It’s a gaudy building. That’s the first thing I realize. In the middle of London, blocks away from King’s Cross Station, stands this behemoth double-digit high-rise that blends in like Denzel Washington at the Oscars. Here, I’m supposed to meet with Greg Gottfried: junior at IU, washed-up Weekend section editor and student studying abroad in England.
I already know what he looks like, because I too am Greg Gottfried. The Indiana Daily Student doesn’t actually have the money to send another student across the pond for a one-off interview, so Greg will perform both parts of this Q&A.
As I get in the elevator and push the button to the 11th floor, where he told me to meet him, I’m anxious. He stands there as the doors open, shakes my hand and walks me over to his place, 11.44. He has a spectacular view of London, but also a room the size of a single freshman dorm. Greg awaits the first question.
Editor’s Note: This interview has been shortened because Greg likes to talk a lot about himself and he’s not important enough to have 1500 words.
So...uh, how’s London?
Really, that’s your first question. Goddamn, they couldn’t have sent someone good. (He sighs) London’s great. There’s a lot to do. I’ve only been here three weeks, but I’ve gone to some clubs, done the touristy stuff and eaten at some exquisite establishments, like McDonald’s.
Oh, that’s cool. Can you elaborate on touristy stuff?
Sure. I went to Big Ben, took a boat ride on the Thames, checked out the British Museum and made some puns about mummies. You know, the normal things. It’s been the random, out-of-the-way stuff that’s been better though.
Walking through Oxford Circus — not a real circus by the way, which is bullshit — I happened upon a hotel called Sanderson’s that looked like it was pulled out an art-deco poster. Also, a bunch of us found this dessert place in seemingly the middle of nowhere, which would give the Chocolate Moose a run for its money.
How are classes and schoolwork?
Not too bad actually, knock on wood. The classes are long, two and a half hours each, but they’re pretty interesting. I have a class on Shakespeare and for one of my film classes I have to watch a movie nominated for the British Academy of Film and Television Arts awards by the next time we meet.
All you have to do is watch a movie?
So, you can drink now. What’s that like?
It’s a nice thing to have, sure, but I don’t think any of us are idiots about it. Ordering a beer with food or being able to go to pubs is just a normal thing here, so no one has gone too nuts...yet.
You kind of mentioned this before, but how are the clubs?
This is going to surprise you, but the clubs are fun.

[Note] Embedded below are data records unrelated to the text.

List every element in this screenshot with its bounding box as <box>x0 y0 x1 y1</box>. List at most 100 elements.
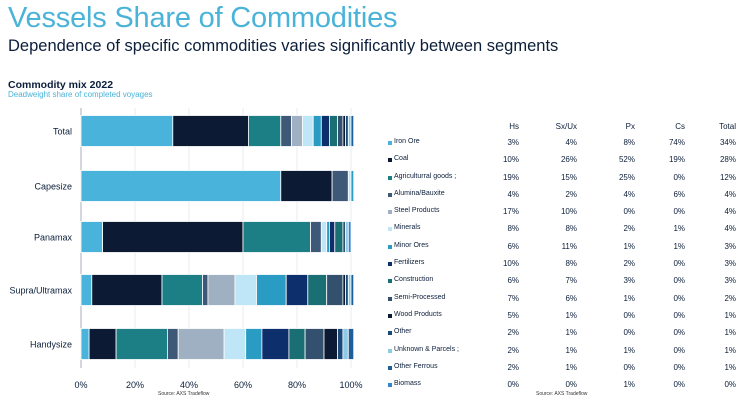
table-cell: 25% <box>618 172 635 182</box>
bar-segment <box>242 221 311 253</box>
table-cell: 0% <box>507 380 519 390</box>
legend-swatch <box>388 175 392 180</box>
legend-swatch <box>388 383 392 388</box>
table-cell: 1% <box>623 293 635 303</box>
bar-segment <box>280 170 333 202</box>
table-cell: 4% <box>724 224 736 234</box>
legend-swatch <box>388 227 392 232</box>
bar-segment <box>347 170 352 202</box>
table-cell: 0% <box>673 259 685 269</box>
table-row: Alumina/Bauxite 4% 2% 4% 6% 4% <box>384 188 736 205</box>
bar-segment <box>347 274 352 306</box>
bar-segment <box>80 170 282 202</box>
legend-swatch <box>388 210 392 215</box>
row-label: Alumina/Bauxite <box>394 189 445 197</box>
table-cell: 1% <box>623 380 635 390</box>
table-cell: 34% <box>719 138 736 147</box>
row-label: Agriculturral goods ; <box>394 172 457 180</box>
table-cell: 0% <box>673 207 685 217</box>
table-row: Construction 6% 7% 3% 0% 3% <box>384 274 736 291</box>
table-row: Minerals 8% 8% 2% 1% 4% <box>384 222 736 239</box>
bar-segment <box>115 328 168 360</box>
bar-segment <box>91 274 163 306</box>
table-cell: 0% <box>673 310 685 320</box>
table-cell: 4% <box>724 189 736 199</box>
table-cell: 4% <box>507 189 519 199</box>
table-cell: 2% <box>565 189 577 199</box>
bar-segment <box>310 221 322 253</box>
x-tick-label: 80% <box>288 380 306 390</box>
bar-segment <box>347 328 355 360</box>
bar-segment <box>337 328 344 360</box>
bar-segment <box>172 115 249 147</box>
x-tick-label: 40% <box>180 380 198 390</box>
bar-segment <box>245 328 263 360</box>
bar-segment <box>234 274 257 306</box>
table-cell: 3% <box>507 138 519 147</box>
table-cell: 2% <box>507 328 519 338</box>
row-label: Fertilizers <box>394 259 425 267</box>
table-cell: 1% <box>673 241 685 251</box>
table-cell: 6% <box>673 189 685 199</box>
table-cell: 11% <box>561 241 577 251</box>
bar-segment <box>337 115 344 147</box>
bar-segment <box>304 328 325 360</box>
table-cell: 10% <box>502 155 519 165</box>
row-label: Coal <box>394 155 409 163</box>
row-label: Steel Products <box>394 207 440 215</box>
category-label: Total <box>53 127 72 137</box>
table-cell: 1% <box>623 241 635 251</box>
bar-segment <box>301 115 314 147</box>
table-cell: 0% <box>673 362 685 372</box>
legend-swatch <box>388 141 392 145</box>
table-row: Iron Ore 3% 4% 8% 74% 34% <box>384 136 736 153</box>
table-cell: 0% <box>673 172 685 182</box>
bar-segment <box>280 115 292 147</box>
page-subtitle: Dependence of specific commodities varie… <box>8 37 559 55</box>
bar-segment <box>223 328 247 360</box>
column-header: Total <box>719 122 736 131</box>
table-cell: 0% <box>673 293 685 303</box>
bar-segment <box>288 328 306 360</box>
category-label: Capesize <box>34 182 72 192</box>
row-label: Other <box>394 328 412 336</box>
table-cell: 7% <box>507 293 519 303</box>
bar-segment <box>177 328 225 360</box>
table-cell: 17% <box>502 207 519 217</box>
row-label: Wood Products <box>394 310 442 318</box>
table-cell: 1% <box>623 345 635 355</box>
table-cell: 3% <box>623 276 635 286</box>
category-label: Supra/Ultramax <box>9 286 72 296</box>
table-cell: 2% <box>507 362 519 372</box>
bar-segment <box>345 274 349 306</box>
bar-segment <box>80 328 90 360</box>
table-cell: 28% <box>719 155 736 165</box>
bar-segment <box>323 328 338 360</box>
bar-segment <box>261 328 290 360</box>
bar-segment <box>88 328 117 360</box>
table-cell: 3% <box>724 241 736 251</box>
table-cell: 0% <box>623 310 635 320</box>
bar-segment <box>331 170 349 202</box>
legend-swatch <box>388 365 392 370</box>
legend-swatch <box>388 192 392 197</box>
table-cell: 4% <box>565 138 577 147</box>
bar-segment <box>312 115 322 147</box>
row-label: Minor Ores <box>394 241 429 249</box>
bar-segment <box>350 115 355 147</box>
table-cell: 1% <box>565 328 577 338</box>
bar-segment <box>202 274 209 306</box>
chart-source-note: Source: AXS Tradeflow <box>158 391 210 397</box>
row-label: Minerals <box>394 224 421 232</box>
table-cell: 0% <box>623 207 635 217</box>
bar-segment <box>80 274 93 306</box>
bar-segment <box>342 328 349 360</box>
bar-segment <box>347 221 352 253</box>
bar-segment <box>345 115 349 147</box>
bar-segment <box>342 274 346 306</box>
table-cell: 1% <box>565 310 577 320</box>
bar-segment <box>334 221 344 253</box>
bar-segment <box>326 221 330 253</box>
bar-segment <box>166 328 179 360</box>
table-row: Minor Ores 6% 11% 1% 1% 3% <box>384 240 736 257</box>
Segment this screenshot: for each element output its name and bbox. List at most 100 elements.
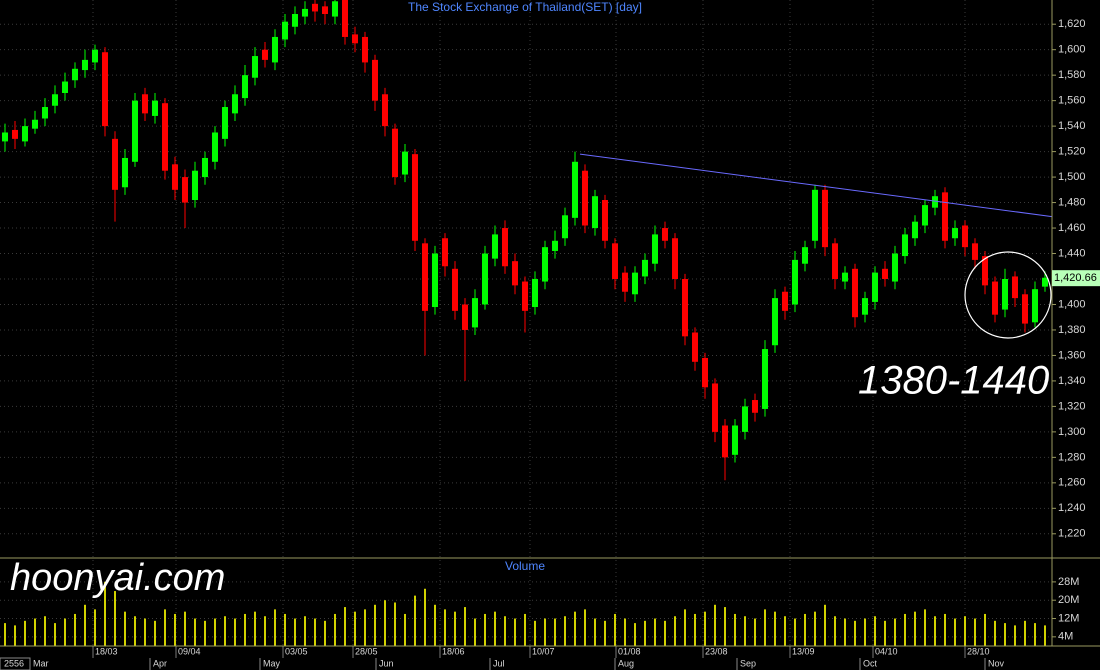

We found this place called the Mason House, which was playing Outkast and Bieber, so you know that’s great. Drinks were also cheap the night we went, which is important. There’s also this karaoke place called Zoo that turns into a dance party. I’m always down for a dance party.
Of course. Me too. Did you sing?
Nah. Not yet. I had to see how everyone else was first before I go out there and knock Gwen Stefani’s “Sweet Escape” out of the park.
There was this old guy that sang Ricky Martin’s “She Bangs,” which was simultaneously the creepiest and funniest thing I’ve ever seen. Also, there was this one woman who rocked Beyoncé’s “Halo”. I’m not saying she was better than Beyoncé, but I’m also not saying she wasn’t. You get the picture.
I don’t, but we’ll let that go. We’re reaching the end of our time, so I’m gonna end with a bit of an obscure question. Were there any issues regarding condiments at Heathrow Airport customs?
Wow, that’s a specific question, and also a great one. Yeah. There was this woman screaming and cursing at the security guards, who wouldn’t let her bring a large jar of mustard through customs.
What? Surely she was alone, right?
Nope, she had two little kids with her, listening to her berate some guy whose job it was to keep everyone safe and calm.
Was there ever any doubt? And no, she didn’t get the mustard through. She eventually gave up and stormed through, causing a scene while the security laughed at her once she disappeared through the door.
Great stuff. Thanks for sitting down with me. I’m glad that we had this oppor—
(Roommate wakes up)
“Hey, Greg. Stop talking to yourself. It’s three in the morning and we have class tomorrow.”